Presnell tossed Sheehan’s case against Big Lots earlier this year after finding that it would be “patently implausible that any reasonable consumer would be deceived by the product’s label.”
Sheehan had previously filed a “nearly identical” suit in federal court for the Western District of New York that was dismissed because it was “based on a selective reading of the brewing instructions,” Presnell said. That judge said the New York plaintiff focused on instructions for brewing a single cup of coffee while overlooking the fact that brewing larger batches offered a higher potential yield.
“Plaintiff’s claims were very unlikely to succeed when Sheehan filed them in New York the first time, and they were ‘patently implausible’ when plaintiff filed them again in this district, in bad faith, seeking a better outcome,” Presnell wrote.
Sheehan had implied that the new case wasn’t frivolous because the Florida plaintiff could not have been a party to the New York action. Presnell disagreed.
“This dubious argument underscores the frivolity Sheehan and his enablers inflict upon the judiciary and his defendants, carefully crafting his complaints so that when a judge in one district or division rules against him, he can ‘in good faith,’ refile the same or similar action elsewhere in hopes of achieving success,” Presnell said.

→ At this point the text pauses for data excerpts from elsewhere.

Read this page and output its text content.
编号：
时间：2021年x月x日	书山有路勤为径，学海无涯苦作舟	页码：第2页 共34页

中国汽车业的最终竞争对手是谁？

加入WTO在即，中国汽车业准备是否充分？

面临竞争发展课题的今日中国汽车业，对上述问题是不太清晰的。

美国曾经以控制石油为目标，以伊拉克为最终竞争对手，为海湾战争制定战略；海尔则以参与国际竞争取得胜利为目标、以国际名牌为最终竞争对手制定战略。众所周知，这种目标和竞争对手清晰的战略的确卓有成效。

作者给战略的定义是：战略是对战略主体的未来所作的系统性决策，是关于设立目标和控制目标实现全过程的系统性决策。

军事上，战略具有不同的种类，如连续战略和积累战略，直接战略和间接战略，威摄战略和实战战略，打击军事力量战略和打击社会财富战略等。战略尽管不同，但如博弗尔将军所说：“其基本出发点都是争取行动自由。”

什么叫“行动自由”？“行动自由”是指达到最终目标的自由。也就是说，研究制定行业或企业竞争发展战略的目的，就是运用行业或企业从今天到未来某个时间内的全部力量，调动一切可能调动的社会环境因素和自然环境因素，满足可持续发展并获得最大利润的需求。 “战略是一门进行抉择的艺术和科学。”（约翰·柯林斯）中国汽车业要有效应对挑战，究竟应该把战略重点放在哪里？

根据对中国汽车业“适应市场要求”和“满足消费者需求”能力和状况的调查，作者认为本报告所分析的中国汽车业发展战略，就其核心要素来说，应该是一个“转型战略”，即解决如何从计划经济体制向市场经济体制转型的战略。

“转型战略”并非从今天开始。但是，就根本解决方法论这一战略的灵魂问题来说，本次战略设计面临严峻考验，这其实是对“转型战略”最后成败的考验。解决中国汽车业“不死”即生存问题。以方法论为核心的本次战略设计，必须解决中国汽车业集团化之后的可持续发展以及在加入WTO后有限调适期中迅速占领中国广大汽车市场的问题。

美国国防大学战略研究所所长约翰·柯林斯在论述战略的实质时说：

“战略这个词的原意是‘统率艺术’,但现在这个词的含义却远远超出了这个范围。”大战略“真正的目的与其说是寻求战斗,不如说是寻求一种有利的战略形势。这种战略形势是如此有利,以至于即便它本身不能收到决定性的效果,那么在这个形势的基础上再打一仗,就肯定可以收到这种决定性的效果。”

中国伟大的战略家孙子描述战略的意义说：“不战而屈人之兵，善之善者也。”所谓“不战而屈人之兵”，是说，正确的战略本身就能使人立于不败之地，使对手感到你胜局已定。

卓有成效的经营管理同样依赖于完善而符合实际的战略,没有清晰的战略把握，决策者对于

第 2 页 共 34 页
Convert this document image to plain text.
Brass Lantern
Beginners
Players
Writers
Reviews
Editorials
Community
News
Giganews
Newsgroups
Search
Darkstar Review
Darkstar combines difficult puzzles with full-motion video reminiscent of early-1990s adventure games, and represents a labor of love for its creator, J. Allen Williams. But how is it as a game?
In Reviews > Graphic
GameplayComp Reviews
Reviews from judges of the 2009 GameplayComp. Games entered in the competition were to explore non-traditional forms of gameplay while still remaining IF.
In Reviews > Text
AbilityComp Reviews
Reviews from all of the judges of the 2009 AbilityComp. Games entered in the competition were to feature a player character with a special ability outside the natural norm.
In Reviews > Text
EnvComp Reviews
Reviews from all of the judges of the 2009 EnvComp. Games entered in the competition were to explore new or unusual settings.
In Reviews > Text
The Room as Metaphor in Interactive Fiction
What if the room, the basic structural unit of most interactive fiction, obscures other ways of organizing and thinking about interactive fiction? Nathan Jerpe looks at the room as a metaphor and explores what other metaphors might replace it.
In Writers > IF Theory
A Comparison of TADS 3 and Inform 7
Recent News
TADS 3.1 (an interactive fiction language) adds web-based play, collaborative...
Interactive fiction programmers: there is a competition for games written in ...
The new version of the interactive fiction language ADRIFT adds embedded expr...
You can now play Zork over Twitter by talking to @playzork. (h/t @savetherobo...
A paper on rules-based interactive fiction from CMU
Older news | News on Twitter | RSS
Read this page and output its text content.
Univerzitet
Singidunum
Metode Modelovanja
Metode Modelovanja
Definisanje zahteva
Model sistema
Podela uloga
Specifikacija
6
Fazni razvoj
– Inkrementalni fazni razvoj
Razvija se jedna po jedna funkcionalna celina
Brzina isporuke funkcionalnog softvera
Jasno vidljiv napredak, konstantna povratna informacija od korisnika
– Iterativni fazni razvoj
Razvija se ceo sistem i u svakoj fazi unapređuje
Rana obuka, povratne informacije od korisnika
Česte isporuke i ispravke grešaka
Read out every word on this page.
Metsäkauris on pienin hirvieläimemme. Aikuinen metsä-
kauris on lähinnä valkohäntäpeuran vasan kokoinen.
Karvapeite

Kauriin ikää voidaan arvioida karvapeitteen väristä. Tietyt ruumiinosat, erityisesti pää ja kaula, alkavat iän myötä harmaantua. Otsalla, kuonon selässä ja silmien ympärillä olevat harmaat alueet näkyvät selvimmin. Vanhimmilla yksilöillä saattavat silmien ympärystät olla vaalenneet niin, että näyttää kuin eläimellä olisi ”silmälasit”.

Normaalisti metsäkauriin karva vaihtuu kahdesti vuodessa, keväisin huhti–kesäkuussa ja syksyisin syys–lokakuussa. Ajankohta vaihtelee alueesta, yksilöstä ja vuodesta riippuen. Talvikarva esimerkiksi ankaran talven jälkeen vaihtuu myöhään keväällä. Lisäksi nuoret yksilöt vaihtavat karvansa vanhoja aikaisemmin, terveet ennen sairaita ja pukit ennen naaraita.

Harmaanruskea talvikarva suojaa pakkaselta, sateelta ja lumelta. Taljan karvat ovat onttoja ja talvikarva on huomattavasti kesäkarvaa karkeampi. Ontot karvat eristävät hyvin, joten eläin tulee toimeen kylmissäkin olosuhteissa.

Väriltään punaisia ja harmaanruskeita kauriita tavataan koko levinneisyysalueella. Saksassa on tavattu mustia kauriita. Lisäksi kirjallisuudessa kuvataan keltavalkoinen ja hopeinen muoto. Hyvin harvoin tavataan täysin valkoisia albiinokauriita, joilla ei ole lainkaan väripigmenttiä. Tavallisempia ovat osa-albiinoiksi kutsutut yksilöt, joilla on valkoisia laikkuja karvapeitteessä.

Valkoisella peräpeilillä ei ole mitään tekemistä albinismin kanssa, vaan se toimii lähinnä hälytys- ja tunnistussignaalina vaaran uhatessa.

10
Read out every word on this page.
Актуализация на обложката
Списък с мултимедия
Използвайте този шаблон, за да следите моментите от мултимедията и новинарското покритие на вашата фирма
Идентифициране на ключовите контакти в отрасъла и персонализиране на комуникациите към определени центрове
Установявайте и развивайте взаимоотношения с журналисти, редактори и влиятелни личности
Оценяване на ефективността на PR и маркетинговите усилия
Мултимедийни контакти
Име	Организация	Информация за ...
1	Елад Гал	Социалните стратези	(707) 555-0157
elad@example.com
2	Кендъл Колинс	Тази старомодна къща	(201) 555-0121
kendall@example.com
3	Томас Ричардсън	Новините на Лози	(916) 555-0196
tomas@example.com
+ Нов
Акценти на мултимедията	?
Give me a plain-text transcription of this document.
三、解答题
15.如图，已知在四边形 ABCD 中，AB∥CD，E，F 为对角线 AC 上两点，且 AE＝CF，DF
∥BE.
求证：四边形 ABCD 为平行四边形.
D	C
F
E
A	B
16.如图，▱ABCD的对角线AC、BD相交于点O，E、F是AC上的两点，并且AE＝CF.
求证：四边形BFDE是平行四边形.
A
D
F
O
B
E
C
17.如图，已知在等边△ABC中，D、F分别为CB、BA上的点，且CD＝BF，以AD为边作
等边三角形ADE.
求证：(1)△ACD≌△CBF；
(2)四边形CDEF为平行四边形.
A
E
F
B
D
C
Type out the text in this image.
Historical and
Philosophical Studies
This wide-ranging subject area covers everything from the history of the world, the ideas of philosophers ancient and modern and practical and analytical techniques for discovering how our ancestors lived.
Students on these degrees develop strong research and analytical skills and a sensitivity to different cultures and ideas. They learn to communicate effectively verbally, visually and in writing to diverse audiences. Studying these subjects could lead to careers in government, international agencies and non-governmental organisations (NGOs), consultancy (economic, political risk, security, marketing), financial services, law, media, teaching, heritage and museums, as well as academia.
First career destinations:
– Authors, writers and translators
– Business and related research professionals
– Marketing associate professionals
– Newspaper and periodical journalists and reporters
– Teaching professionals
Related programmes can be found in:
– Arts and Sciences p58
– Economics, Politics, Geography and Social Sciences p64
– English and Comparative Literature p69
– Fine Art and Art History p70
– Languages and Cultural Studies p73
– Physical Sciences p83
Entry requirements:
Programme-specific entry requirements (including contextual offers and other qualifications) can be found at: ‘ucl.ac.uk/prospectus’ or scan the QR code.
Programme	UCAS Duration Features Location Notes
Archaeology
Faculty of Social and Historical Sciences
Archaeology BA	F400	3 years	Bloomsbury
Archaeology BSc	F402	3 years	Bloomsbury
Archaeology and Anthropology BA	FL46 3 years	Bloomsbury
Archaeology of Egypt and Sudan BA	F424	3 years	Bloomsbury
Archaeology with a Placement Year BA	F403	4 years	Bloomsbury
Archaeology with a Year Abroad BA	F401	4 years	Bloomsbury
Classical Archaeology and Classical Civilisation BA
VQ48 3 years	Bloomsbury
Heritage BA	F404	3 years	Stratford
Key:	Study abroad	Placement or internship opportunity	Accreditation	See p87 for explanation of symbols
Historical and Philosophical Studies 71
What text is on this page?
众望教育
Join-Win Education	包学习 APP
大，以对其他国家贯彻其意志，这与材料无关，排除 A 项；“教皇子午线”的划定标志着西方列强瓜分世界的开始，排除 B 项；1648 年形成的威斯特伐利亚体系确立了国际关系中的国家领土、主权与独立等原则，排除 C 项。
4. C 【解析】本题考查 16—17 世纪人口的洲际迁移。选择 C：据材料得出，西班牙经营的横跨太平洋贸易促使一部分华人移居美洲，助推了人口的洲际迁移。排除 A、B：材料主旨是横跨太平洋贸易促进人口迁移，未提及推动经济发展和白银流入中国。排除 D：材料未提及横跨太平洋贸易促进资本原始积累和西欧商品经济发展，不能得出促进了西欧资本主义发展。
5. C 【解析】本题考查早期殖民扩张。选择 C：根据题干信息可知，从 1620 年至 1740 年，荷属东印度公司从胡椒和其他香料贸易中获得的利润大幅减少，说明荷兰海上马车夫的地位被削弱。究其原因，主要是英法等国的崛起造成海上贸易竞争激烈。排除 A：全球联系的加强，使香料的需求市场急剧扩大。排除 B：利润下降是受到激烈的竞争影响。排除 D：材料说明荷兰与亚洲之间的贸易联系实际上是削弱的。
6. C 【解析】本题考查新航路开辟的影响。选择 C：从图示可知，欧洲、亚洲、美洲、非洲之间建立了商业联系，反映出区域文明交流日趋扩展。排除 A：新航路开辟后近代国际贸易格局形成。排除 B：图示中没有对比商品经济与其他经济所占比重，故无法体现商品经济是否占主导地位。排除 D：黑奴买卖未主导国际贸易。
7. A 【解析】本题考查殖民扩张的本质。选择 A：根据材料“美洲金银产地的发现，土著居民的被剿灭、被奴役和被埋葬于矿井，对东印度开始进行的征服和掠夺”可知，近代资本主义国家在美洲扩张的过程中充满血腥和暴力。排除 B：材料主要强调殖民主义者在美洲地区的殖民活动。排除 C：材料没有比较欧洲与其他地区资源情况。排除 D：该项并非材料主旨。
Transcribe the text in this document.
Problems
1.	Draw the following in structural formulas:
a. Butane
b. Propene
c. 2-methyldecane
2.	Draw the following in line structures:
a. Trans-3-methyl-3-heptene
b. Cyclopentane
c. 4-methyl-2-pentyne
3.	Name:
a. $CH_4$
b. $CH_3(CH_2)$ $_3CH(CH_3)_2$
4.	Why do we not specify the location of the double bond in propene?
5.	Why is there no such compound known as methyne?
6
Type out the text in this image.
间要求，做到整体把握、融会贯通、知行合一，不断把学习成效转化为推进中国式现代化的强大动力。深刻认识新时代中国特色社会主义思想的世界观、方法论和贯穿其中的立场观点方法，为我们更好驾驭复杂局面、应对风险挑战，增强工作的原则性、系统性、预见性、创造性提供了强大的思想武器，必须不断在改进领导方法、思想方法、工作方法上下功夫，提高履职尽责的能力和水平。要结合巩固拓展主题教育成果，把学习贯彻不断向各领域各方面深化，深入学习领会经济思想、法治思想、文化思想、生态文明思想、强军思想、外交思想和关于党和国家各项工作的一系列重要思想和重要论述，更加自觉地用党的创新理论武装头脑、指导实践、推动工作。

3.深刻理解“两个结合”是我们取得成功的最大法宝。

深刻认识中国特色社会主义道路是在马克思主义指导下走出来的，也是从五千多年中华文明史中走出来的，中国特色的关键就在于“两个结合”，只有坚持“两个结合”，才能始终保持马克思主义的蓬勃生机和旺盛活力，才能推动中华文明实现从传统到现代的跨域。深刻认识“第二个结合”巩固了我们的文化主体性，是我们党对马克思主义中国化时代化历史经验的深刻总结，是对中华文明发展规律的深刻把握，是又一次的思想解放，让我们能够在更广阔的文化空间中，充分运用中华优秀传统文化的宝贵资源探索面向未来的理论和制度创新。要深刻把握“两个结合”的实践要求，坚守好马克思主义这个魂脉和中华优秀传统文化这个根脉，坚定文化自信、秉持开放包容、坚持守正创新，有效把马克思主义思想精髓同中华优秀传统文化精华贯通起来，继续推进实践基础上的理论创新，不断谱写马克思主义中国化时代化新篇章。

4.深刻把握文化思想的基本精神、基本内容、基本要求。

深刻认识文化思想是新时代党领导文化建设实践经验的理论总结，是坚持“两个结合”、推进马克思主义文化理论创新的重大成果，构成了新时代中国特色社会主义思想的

Sheehan had also failed to apply for pro hac vice status, which allows out-of-state attorneys to participate in a suit in a jurisdiction in which they aren’t licensed. And it wasn’t the only time, Presnell said.
A PACER database indicates that Sheehan appeared in 29 cases in the U.S. District Court for the Middle District of Florida, but he filed pro hac vice motions in only two out of 24 cases in which he was directed to file them, according to Presnell.
Sheehan’s “unabashed violations” of local rules concerning pro hac vice status “can only represent a concerted effort to facilitate” his unauthorized law practice in Florida, Presnell said.
Sheehan had argued that he didn’t formally appear in the Florida case “despite acknowledging in the same breath” that his name was on the complaint, Presnell said. “Sheehan has unquestionably appeared as counsel for plaintiff in this action, and her suggestion that he has not is in keeping with her counsel’s dubious modus operandi.”
Presnell said requiring Sheehan to pay attorney fees would have a deterrent effect that will impose a financial cost for “intransigence.”
The judge is also considering whether to sanction another lawyer working with Sheehan in the case.
Sheehan did not immediately respond to the ABA Journal’s request for comment.